D'après une enquête menée par nos confrères du Nieuwsblad, le cabinet de Maggie De Block a ignoré à plusieurs reprises les mises en garde provenant, sous forme de notes internes, des experts. Ces derniers avertissaient la ministre que le coronavirus allait mener à une crise sanitaire importante mais leurs indications n'ont pas été prises au sérieux.

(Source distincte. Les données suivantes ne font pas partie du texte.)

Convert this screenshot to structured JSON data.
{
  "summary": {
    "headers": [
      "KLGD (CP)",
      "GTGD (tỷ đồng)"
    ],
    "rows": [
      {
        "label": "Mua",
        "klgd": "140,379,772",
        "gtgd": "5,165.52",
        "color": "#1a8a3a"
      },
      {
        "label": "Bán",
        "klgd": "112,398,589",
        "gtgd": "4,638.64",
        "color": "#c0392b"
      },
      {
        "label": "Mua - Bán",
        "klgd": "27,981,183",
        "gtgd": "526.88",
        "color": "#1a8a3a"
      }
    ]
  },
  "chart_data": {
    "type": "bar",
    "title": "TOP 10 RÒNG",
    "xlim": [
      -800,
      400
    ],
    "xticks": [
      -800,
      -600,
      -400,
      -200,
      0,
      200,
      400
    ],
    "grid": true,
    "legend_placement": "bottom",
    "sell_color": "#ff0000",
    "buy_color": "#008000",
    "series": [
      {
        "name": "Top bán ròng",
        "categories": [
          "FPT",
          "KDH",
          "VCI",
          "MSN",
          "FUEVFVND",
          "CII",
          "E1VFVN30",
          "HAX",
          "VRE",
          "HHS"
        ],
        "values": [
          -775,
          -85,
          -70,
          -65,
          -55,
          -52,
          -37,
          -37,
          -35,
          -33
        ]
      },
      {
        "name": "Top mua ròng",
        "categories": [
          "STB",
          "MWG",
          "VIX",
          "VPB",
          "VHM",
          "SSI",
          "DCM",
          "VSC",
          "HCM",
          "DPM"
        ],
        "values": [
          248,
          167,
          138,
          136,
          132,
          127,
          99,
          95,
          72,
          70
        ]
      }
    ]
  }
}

Remontons au 22 février 2020, soit une vingtaine de jours avant que le confinement soit décrété sur l'ensemble du territoire belge. Une note arrive au sein du cabinet de la ministre de la Santé. Ce rapport du Comité scientifique fait part de l'inquiétude des experts. "Un fait sans précédent", clame Steven Van Gucht, virologue de Sciensano. Deux jours plus tard, Maggie De Block se confie dans les colonnes du Tijd. La libérale est confiante. Elle qualifie notamment le virus de "grippe ordinaire" qui ne se transmettrait qu'en éternuant au visage d'autrui.

Dans la foulée, les notes internes se sont multipliées avant que les premières mesures sanitaires ne soient prises mais, comme le rapportent nos confrères, les experts se seraient "heurtés à un mur". 

Un autre rapport insiste à l'époque sur la nécessité de "créer une équipe mobile pour pouvoir tester un nombre croissant de personnes dans un avenir proche". Maggie De Block répond alors que cela n'a aucun sens et que c'est "scientifiquement complètement faux". 

Le 25 février, le groupe d'experts demande également un plan visant à augmenter la capacité des hôpitaux, ainsi que l'activation du Centre de crise. Rien ne se fera avant le 10 mars, date à laquelle Sophie Wilmès finit par convoquer le Conseil national de sécurité.